Grassy Narrows is a small First Nations community in remote Northern Ontario. According to their website, they are an Ojibwa community who identify as the Asubpeeschoseeewagong First Nation. Their Reserve has fewer than 1000 members. Under Treaty 3, signed in 1873, they were given a large area of land which they were allowed rights to hunt, trap and fish. Between 1876 and 1969, the Residential School system had disrupted much of their culture, and they became increasingly marginalized from their traditional resources and lifestyles.
Image of the Grassy Narrows community today. Source: https://news.vice.com
To make matters worse, much of the land and waters Grassy Narrow’s members still hold today has been destroyed by logging and private industry. Between 1962 and 1970, Dryden Chemicals Ltd dumped almost 10 tons of mercury-laden waste into the English-Wabigoon river system. The toxic sludge eventually made its way into Lake Winnipeg. For almost 50 years, the two First Nations communities in this region have suffered from mercury poisoning, loss of important food resources, and loss of jobs and a steadily declining economy. Dryden Chemical has denied any accountability for their actions, claiming that mercury present in the water is due to natural sources, and that factory effluent is only a small percent of the mercury present. While the Federal government has paid close to $9 million to Grassy Narrows for social services and economic development initiatives, Ontario has contributed little to the community. Through it all, the Province of Ontario has shrugged off any responsibility they might have for clean-up costs and financial support to Grassy Narrows.

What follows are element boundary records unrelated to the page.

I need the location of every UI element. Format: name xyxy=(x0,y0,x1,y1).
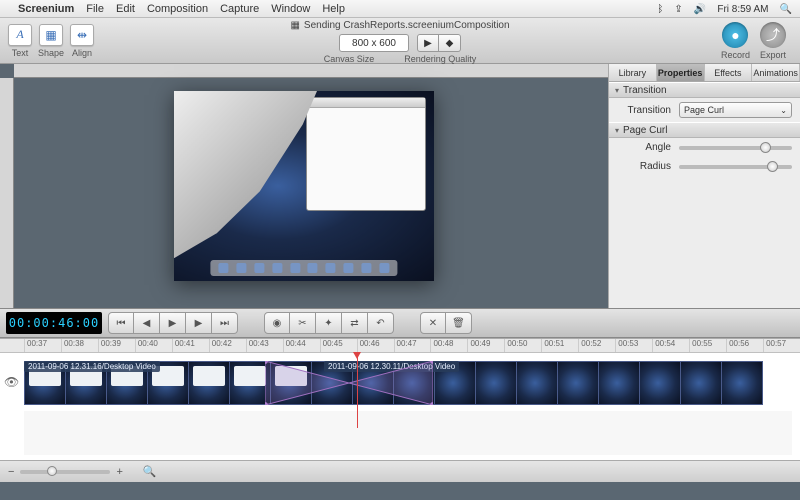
clip-thumbnail[interactable] xyxy=(639,361,681,405)
zoom-out-button[interactable]: − xyxy=(8,466,14,478)
remove-button[interactable]: ✕ xyxy=(420,312,446,334)
canvas-size-label: Canvas Size xyxy=(324,54,375,64)
spotlight-icon[interactable]: 🔍 xyxy=(780,4,792,15)
angle-label: Angle xyxy=(617,142,671,153)
rendering-quality-label: Rendering Quality xyxy=(404,54,476,64)
vertical-ruler xyxy=(0,78,14,308)
os-menubar: Screenium File Edit Composition Capture … xyxy=(0,0,800,18)
horizontal-ruler xyxy=(14,64,608,78)
step-forward-button[interactable]: ▶ xyxy=(186,312,212,334)
track-area[interactable]: 👁 2011-09-06 12.31.16/Desktop Video 2011… xyxy=(0,353,800,460)
angle-slider[interactable] xyxy=(679,146,792,150)
transition-select[interactable]: Page Curl xyxy=(679,102,792,118)
track-visibility-icon[interactable]: 👁 xyxy=(4,375,19,389)
zoom-bar: − + 🔍 xyxy=(0,460,800,482)
text-tool-label: Text xyxy=(12,48,29,58)
menu-window[interactable]: Window xyxy=(271,3,310,15)
menu-capture[interactable]: Capture xyxy=(220,3,259,15)
menu-composition[interactable]: Composition xyxy=(147,3,208,15)
clip-thumbnail[interactable] xyxy=(721,361,763,405)
zoom-slider[interactable] xyxy=(20,470,110,474)
go-end-button[interactable]: ⏭ xyxy=(212,312,238,334)
tab-animations[interactable]: Animations xyxy=(752,64,800,81)
clock[interactable]: Fri 8:59 AM xyxy=(717,4,768,15)
document-icon: ▦ xyxy=(290,20,299,31)
playback-controls: ⏮ ◀ ▶ ▶ ⏭ xyxy=(108,312,238,334)
clip-thumbnail[interactable] xyxy=(270,361,312,405)
quality-low-button[interactable]: ▶ xyxy=(417,34,439,52)
menu-help[interactable]: Help xyxy=(322,3,345,15)
time-ruler[interactable]: 00:3700:3800:3900:4000:4100:4200:4300:44… xyxy=(0,339,800,353)
bluetooth-icon[interactable]: ᛒ xyxy=(657,4,663,15)
clip-1-label: 2011-09-06 12.31.16/Desktop Video xyxy=(24,361,160,372)
play-button[interactable]: ▶ xyxy=(160,312,186,334)
preview-window xyxy=(306,97,426,211)
canvas-preview[interactable] xyxy=(174,91,434,281)
rendering-quality-segmented[interactable]: ▶ ◆ xyxy=(417,34,461,52)
split-button[interactable]: ✂ xyxy=(290,312,316,334)
radius-slider[interactable] xyxy=(679,165,792,169)
canvas-size-field[interactable]: 800 x 600 xyxy=(339,34,409,52)
inspector-panel: Library Properties Effects Animations Tr… xyxy=(608,64,800,308)
undo-button[interactable]: ↶ xyxy=(368,312,394,334)
align-tool-label: Align xyxy=(72,48,92,58)
trash-button[interactable]: 🗑 xyxy=(446,312,472,334)
step-back-button[interactable]: ◀ xyxy=(134,312,160,334)
clip-thumbnail[interactable] xyxy=(598,361,640,405)
clip-thumbnail[interactable] xyxy=(557,361,599,405)
tab-library[interactable]: Library xyxy=(609,64,657,81)
timecode-display: 00:00:46:00 xyxy=(6,312,102,334)
export-label: Export xyxy=(760,50,786,60)
record-label: Record xyxy=(721,50,750,60)
page-curl-effect xyxy=(174,91,317,258)
menu-edit[interactable]: Edit xyxy=(116,3,135,15)
menubar-status: ᛒ ⇪ 🔊 Fri 8:59 AM 🔍 xyxy=(649,3,792,15)
tab-effects[interactable]: Effects xyxy=(705,64,753,81)
go-start-button[interactable]: ⏮ xyxy=(108,312,134,334)
canvas-area[interactable] xyxy=(0,64,608,308)
delete-controls: ✕ 🗑 xyxy=(420,312,472,334)
preview-dock xyxy=(210,260,397,276)
transport-bar: 00:00:46:00 ⏮ ◀ ▶ ▶ ⏭ ◉ ✂ ✦ ⇄ ↶ ✕ 🗑 xyxy=(0,308,800,338)
clip-thumbnail[interactable] xyxy=(475,361,517,405)
section-transition[interactable]: Transition xyxy=(609,82,800,98)
record-indicator-button[interactable]: ◉ xyxy=(264,312,290,334)
video-track-2[interactable] xyxy=(24,411,792,455)
app-toolbar: A Text ▦ Shape ⇹ Align ▦ Sending CrashRe… xyxy=(0,18,800,64)
shape-tool-button[interactable]: ▦ xyxy=(39,24,63,46)
wifi-icon[interactable]: ⇪ xyxy=(674,4,682,15)
tab-properties[interactable]: Properties xyxy=(657,64,705,81)
clip-thumbnail[interactable] xyxy=(680,361,722,405)
marker-button[interactable]: ✦ xyxy=(316,312,342,334)
section-pagecurl[interactable]: Page Curl xyxy=(609,122,800,138)
zoom-fit-button[interactable]: 🔍 xyxy=(143,465,157,478)
clip-thumbnail[interactable] xyxy=(516,361,558,405)
export-button[interactable]: ⤴ xyxy=(760,22,786,48)
volume-icon[interactable]: 🔊 xyxy=(694,4,706,15)
clip-thumbnail[interactable] xyxy=(229,361,271,405)
text-tool-button[interactable]: A xyxy=(8,24,32,46)
edit-controls: ◉ ✂ ✦ ⇄ ↶ xyxy=(264,312,394,334)
align-tool-button[interactable]: ⇹ xyxy=(70,24,94,46)
playhead[interactable] xyxy=(357,353,358,428)
record-button[interactable]: ● xyxy=(722,22,748,48)
quality-high-button[interactable]: ◆ xyxy=(439,34,461,52)
app-menu[interactable]: Screenium xyxy=(18,3,74,15)
radius-label: Radius xyxy=(617,161,671,172)
menu-file[interactable]: File xyxy=(86,3,104,15)
shape-tool-label: Shape xyxy=(38,48,64,58)
clip-2-label: 2011-09-06 12.30.11/Desktop Video xyxy=(324,361,459,372)
transition-field-label: Transition xyxy=(617,105,671,116)
document-title: ▦ Sending CrashReports.screeniumComposit… xyxy=(290,20,509,31)
video-track-1[interactable]: 2011-09-06 12.31.16/Desktop Video 2011-0… xyxy=(24,361,762,405)
link-button[interactable]: ⇄ xyxy=(342,312,368,334)
zoom-in-button[interactable]: + xyxy=(116,466,122,478)
timeline: 00:3700:3800:3900:4000:4100:4200:4300:44… xyxy=(0,338,800,482)
clip-thumbnail[interactable] xyxy=(188,361,230,405)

Dryden Chemical Paper Mill. Source: https://commons.wikimedia.org/w/index.php?curid=10536091
More than 50 years later, several members of Grassy Narrows made the long bus ride to Toronto. On June 2, 2016, Grassy Narrows joined over 2500 supporters at Queen’s Park, in front of the Provincial Parliament Building. There, people rallied and marched in support of Grassy Narrows.
Parliament building at Queen’s Park, in Toronto, Ontario. Source: Paul Stephany, 2016.
While Premier Kathleen Wynne remained hidden away, invisible to the assembled audience, Grassy Narrows elders and youth educated those assembled on this shameful story in Ontario history. As of now, no clean-up of the mercury has occurred. Even though scientists support research which shows that clean up of the area is possible, the Ontario government still insists that more study and analysis is necessary. Meanwhile, Grassy Narrows community members are still sickened, dying, and poverty stricken!
What is clear is that, while scientific and community commitment to water cleanup is intact, political will remains ambiguous. The story of Grassy Narrows needs to be told and retold, until the government of Ontario is forced to listen and finally collaborate with this community to make the waters and people healthy once again!
After the rally, Grassy Narrows members, along with supporters and allies, flooded the streets and marched from Queen’s Park to Allan Gardens – just over two kilometers away. The street was blocked off, and all traffic halted, as the growing surge of concerned citizens walked and chanted the entire way. One by one, each person symbolically turned away from a government intent on ignoring the voices of the people, and began their first steps toward Ottawa. Discontent with Ontario’s response to their plight, Grassy Narrows stands poised to once again tell their story to Justin Trudeau – forcing him remain accountable to his promises to begin reconciling past injustices with First Nations groups across Canada.
This last Thursday, a few voices joined with a swelling number of voices – telling a story which must be heard – and even more importantly, MUST be acted upon. This is a story which needs to be removed from the back shelves once and for all. Perhaps, finally, we will begin listening to each of these stories – and acting as a Nation who is truly concerned with redressing the harmful chapters of our collective history!
For now, this is Spatial Integrity – making the invisible, visible!